- Tanusree Shankar at Rashtrapati Bhavan during investiture ceremony
- Born: 16 March 1956 (age 70)
- Occupations: dancer and choreographer
- Spouse: Ananda Shankar

= Tanusree Shankar =

Indian dancer and choreographer (born 1956)

Tanusree Shankar (born 16 March 1956) is an Indian dancer and choreographer. She is based in Kolkata, India. She was a leading dancer of the Ananda Shankar Centre for Performing Arts in the 1970s and 1980s. She also acted in various films, such as The Namesake.

Tanusree Shankar now leads the Tanusree Shankar Dance Company. She has evolved her own modern idiom by combining traditional Indian dance with modern Western ballet expressions. She has been inspired as much by her lineage as by the folk and regional dance forms of India. She has drawn extensively from rich local Indian traditions such as the "Thang-ta" (Manipuri Sword dance).

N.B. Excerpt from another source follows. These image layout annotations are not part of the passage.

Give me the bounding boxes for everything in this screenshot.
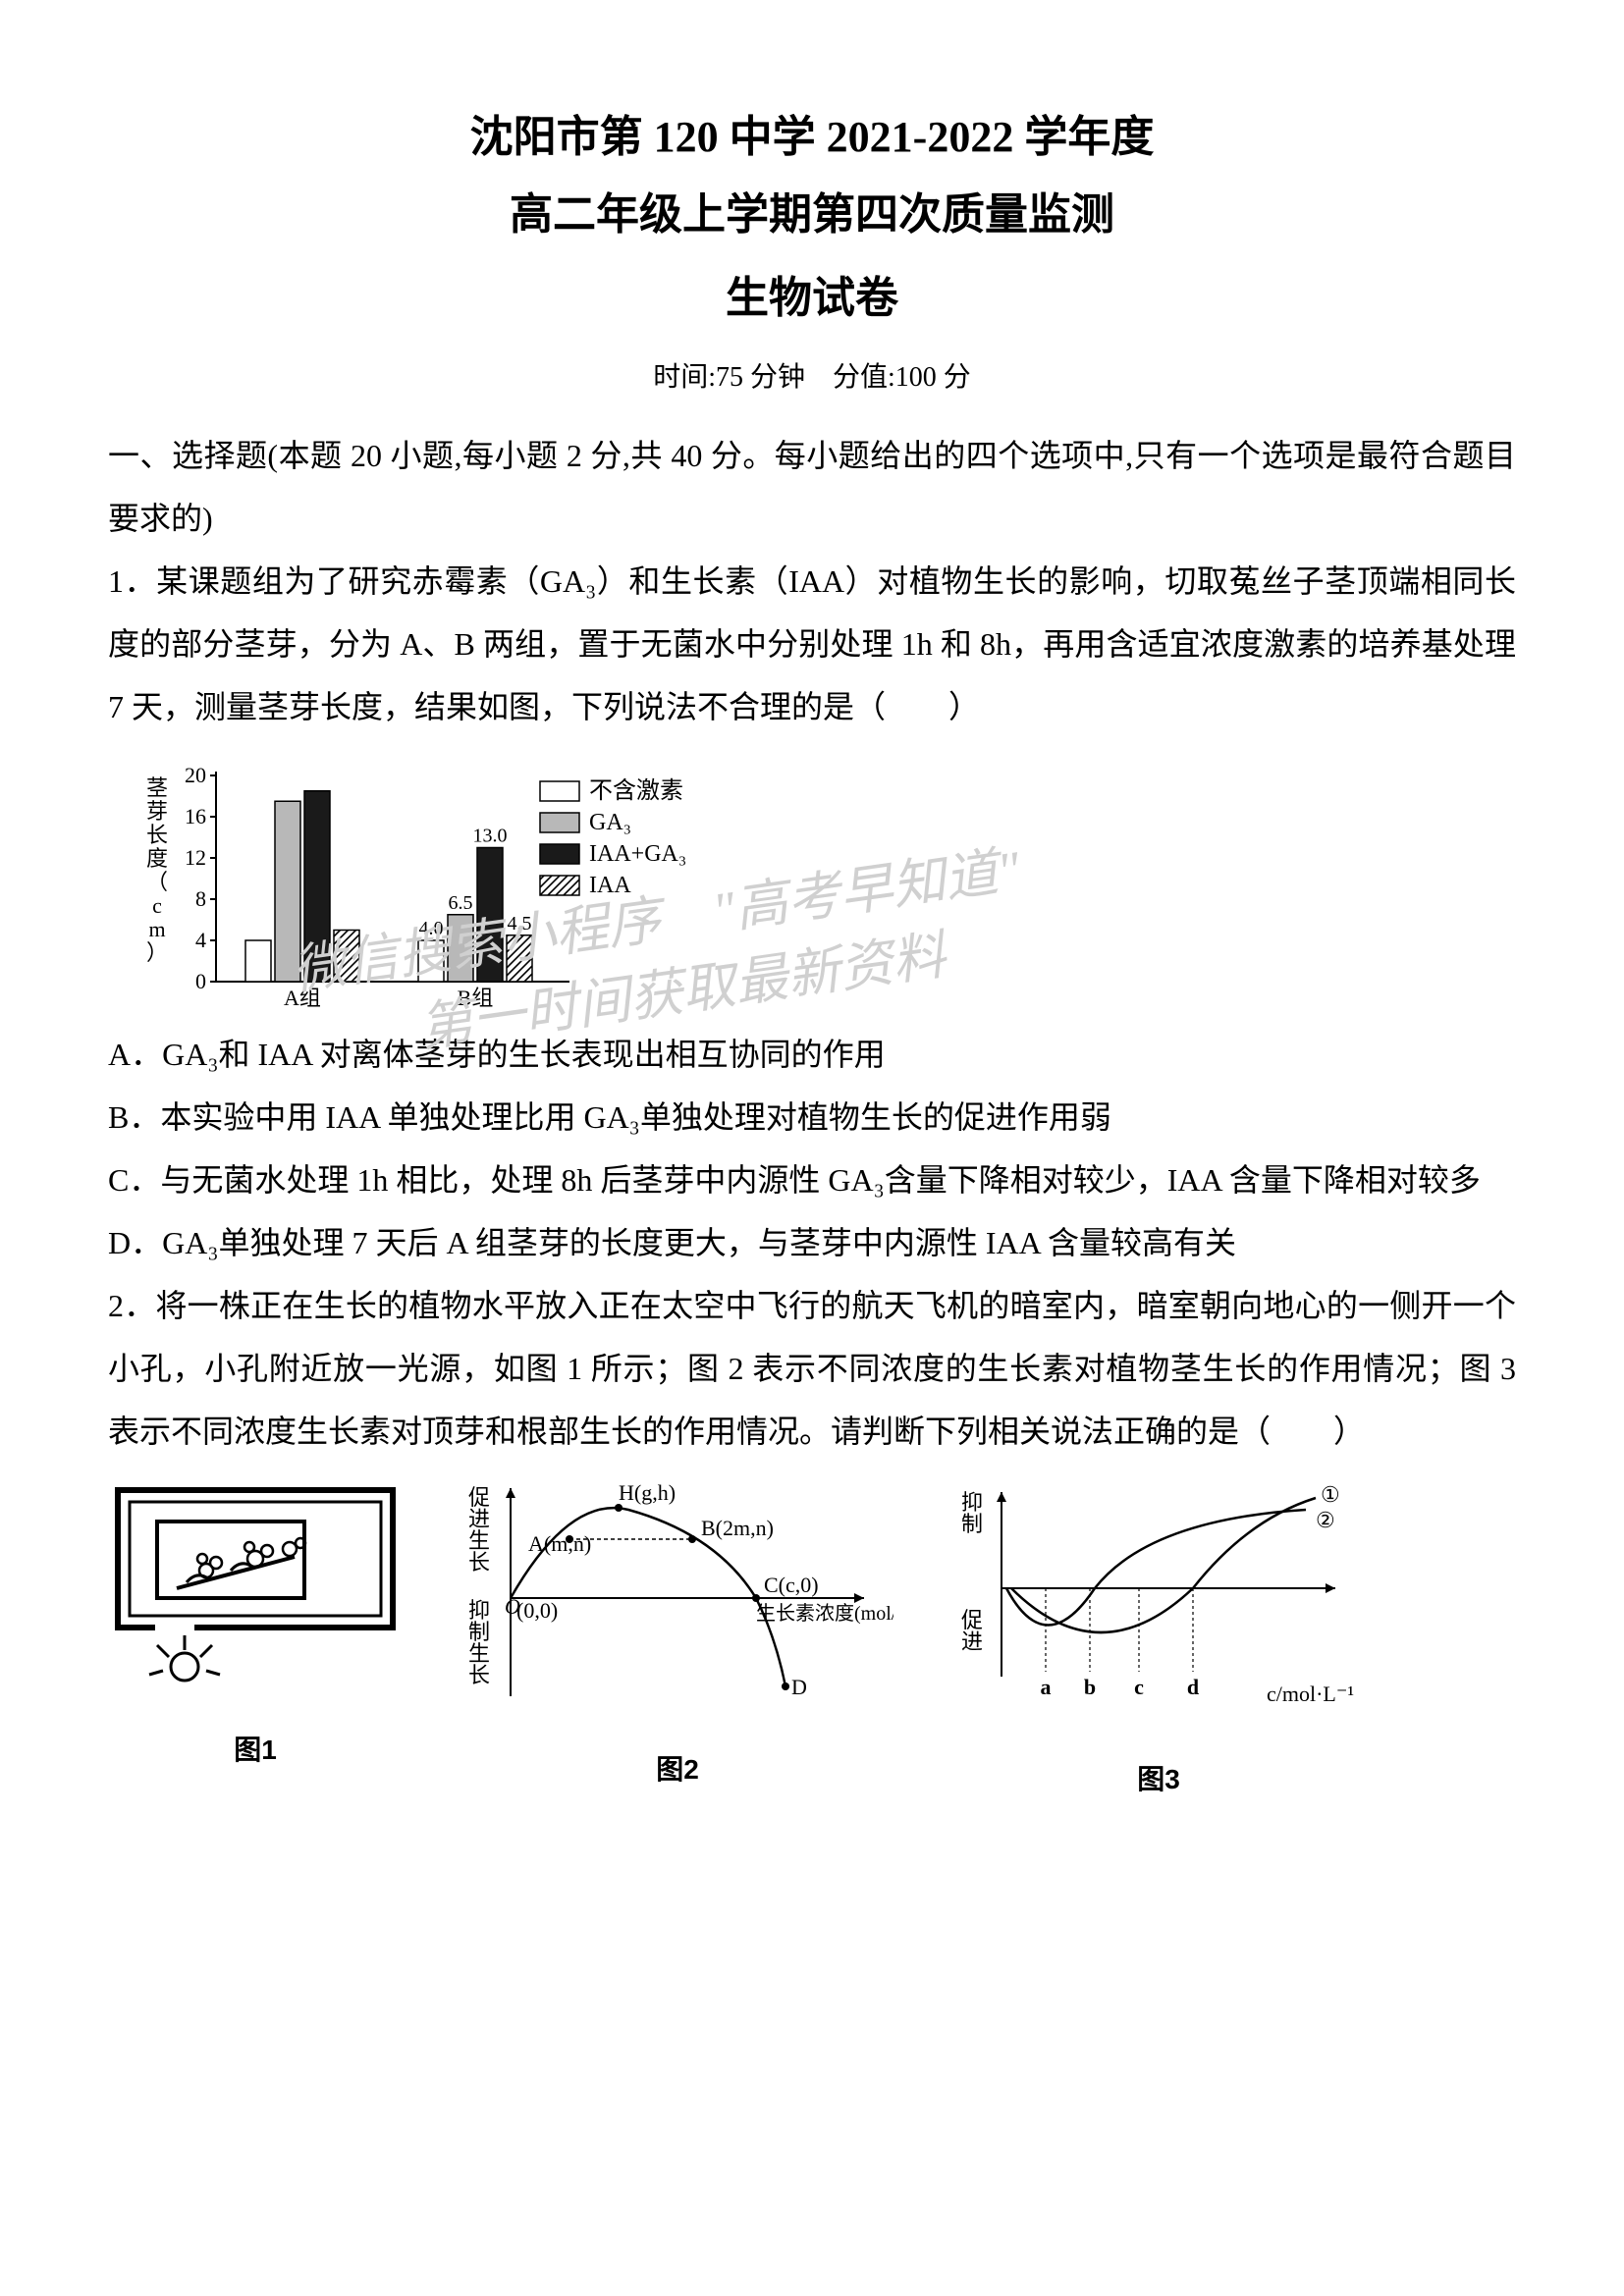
q1-optA: A．GA₃和 IAA 对离体茎芽的生长表现出相互协同的作用 bbox=[108, 1023, 1516, 1086]
svg-text:②: ② bbox=[1316, 1508, 1335, 1532]
svg-text:4.0: 4.0 bbox=[419, 918, 444, 939]
svg-text:①: ① bbox=[1321, 1482, 1340, 1507]
svg-text:c: c bbox=[1134, 1675, 1144, 1699]
svg-text:a: a bbox=[1041, 1675, 1052, 1699]
q1-optB: B．本实验中用 IAA 单独处理比用 GA₃单独处理对植物生长的促进作用弱 bbox=[108, 1086, 1516, 1148]
svg-text:16: 16 bbox=[185, 804, 206, 828]
svg-text:0: 0 bbox=[195, 969, 206, 993]
svg-text:A组: A组 bbox=[284, 986, 321, 1010]
svg-text:GA₃: GA₃ bbox=[589, 810, 631, 835]
fig2-xlabel: 生长素浓度(mol/L) bbox=[756, 1602, 893, 1625]
fig3-label: 图3 bbox=[952, 1752, 1365, 1807]
fig2-label: 图2 bbox=[461, 1742, 893, 1797]
svg-text:IAA: IAA bbox=[589, 873, 631, 898]
fig2-svg: 促进生长 抑制生长 O H(g,h) A(m,n bbox=[461, 1480, 893, 1716]
q1-optD: D．GA₃单独处理 7 天后 A 组茎芽的长度更大，与茎芽中内源性 IAA 含量… bbox=[108, 1211, 1516, 1274]
svg-text:13.0: 13.0 bbox=[473, 825, 508, 846]
title-line3: 生物试卷 bbox=[108, 259, 1516, 337]
fig2-H: H(g,h) bbox=[619, 1480, 676, 1505]
fig2-B: B(2m,n) bbox=[701, 1516, 774, 1540]
svg-text:促进: 促进 bbox=[961, 1608, 983, 1654]
svg-text:4: 4 bbox=[195, 928, 206, 952]
q1-optC: C．与无菌水处理 1h 相比，处理 8h 后茎芽中内源性 GA₃含量下降相对较少… bbox=[108, 1148, 1516, 1211]
fig2-cell: 促进生长 抑制生长 O H(g,h) A(m,n bbox=[461, 1480, 893, 1797]
svg-text:12: 12 bbox=[185, 845, 206, 870]
q1-stem: 1．某课题组为了研究赤霉素（GA₃）和生长素（IAA）对植物生长的影响，切取菟丝… bbox=[108, 550, 1516, 738]
figure-row: 图1 促进生长 抑制生长 O bbox=[108, 1480, 1516, 1807]
bar-chart-svg: 0 4 8 12 16 20 茎芽长度（cm） A组 B组 4.06.5 13.0 4.5 不含激素… bbox=[137, 756, 805, 1011]
exam-meta: 时间:75 分钟 分值:100 分 bbox=[108, 355, 1516, 395]
fig2-ybot: 抑制生长 bbox=[468, 1598, 490, 1687]
fig2-A: A(m,n) bbox=[528, 1531, 591, 1556]
fig2-O: (0,0) bbox=[516, 1598, 558, 1623]
svg-text:20: 20 bbox=[185, 763, 206, 787]
svg-text:茎芽长度（cm）: 茎芽长度（cm） bbox=[146, 775, 168, 965]
section-intro: 一、选择题(本题 20 小题,每小题 2 分,共 40 分。每小题给出的四个选项… bbox=[108, 424, 1516, 550]
fig2-ytop: 促进生长 bbox=[468, 1485, 490, 1575]
svg-text:不含激素: 不含激素 bbox=[589, 777, 683, 804]
q2-stem: 2．将一株正在生长的植物水平放入正在太空中飞行的航天飞机的暗室内，暗室朝向地心的… bbox=[108, 1274, 1516, 1463]
fig3-cell: 抑制 促进 ① ② a b c d c/mol·L⁻¹ 图3 bbox=[952, 1480, 1365, 1807]
svg-text:b: b bbox=[1084, 1675, 1096, 1699]
title-line1: 沈阳市第 120 中学 2021-2022 学年度 bbox=[108, 98, 1516, 176]
fig1-label: 图1 bbox=[108, 1723, 403, 1778]
fig1-svg bbox=[108, 1480, 403, 1696]
title-line2: 高二年级上学期第四次质量监测 bbox=[108, 176, 1516, 253]
svg-text:IAA+GA₃: IAA+GA₃ bbox=[589, 841, 686, 867]
q1-chart: 0 4 8 12 16 20 茎芽长度（cm） A组 B组 4.06.5 13.0 4.5 不含激素… bbox=[137, 756, 1516, 1011]
svg-text:4.5: 4.5 bbox=[508, 912, 532, 934]
svg-text:6.5: 6.5 bbox=[449, 891, 473, 913]
svg-text:B组: B组 bbox=[458, 986, 494, 1010]
fig3-xlabel: c/mol·L⁻¹ bbox=[1267, 1682, 1354, 1706]
svg-text:8: 8 bbox=[195, 886, 206, 911]
fig2-D: D bbox=[791, 1675, 807, 1699]
header-block: 沈阳市第 120 中学 2021-2022 学年度 高二年级上学期第四次质量监测… bbox=[108, 98, 1516, 395]
fig1-cell: 图1 bbox=[108, 1480, 403, 1778]
fig2-C: C(c,0) bbox=[764, 1573, 819, 1597]
fig3-svg: 抑制 促进 ① ② a b c d c/mol·L⁻¹ bbox=[952, 1480, 1365, 1726]
svg-text:抑制: 抑制 bbox=[961, 1490, 983, 1536]
content-body: 一、选择题(本题 20 小题,每小题 2 分,共 40 分。每小题给出的四个选项… bbox=[108, 424, 1516, 1807]
svg-text:d: d bbox=[1187, 1675, 1199, 1699]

She travels with her troupe extensively around the world. Her last notable productions include Uttaran (Upliftment of the soul) and Chirantan (The eternal), which is based on Rabindranath Tagore's music.

==Family==
Tanusree Shankar was born in Kolkata. Her father was a doctor in the Indian Army. Her husband, the late Ananda Shankar, was a music composer who experimented with fusion music. He was the son of dancer Pandit Uday Shankar and Amala Shankar, and nephew of the sitar maestro Ravi Shankar. She has a daughter named Sreenanda Shankar.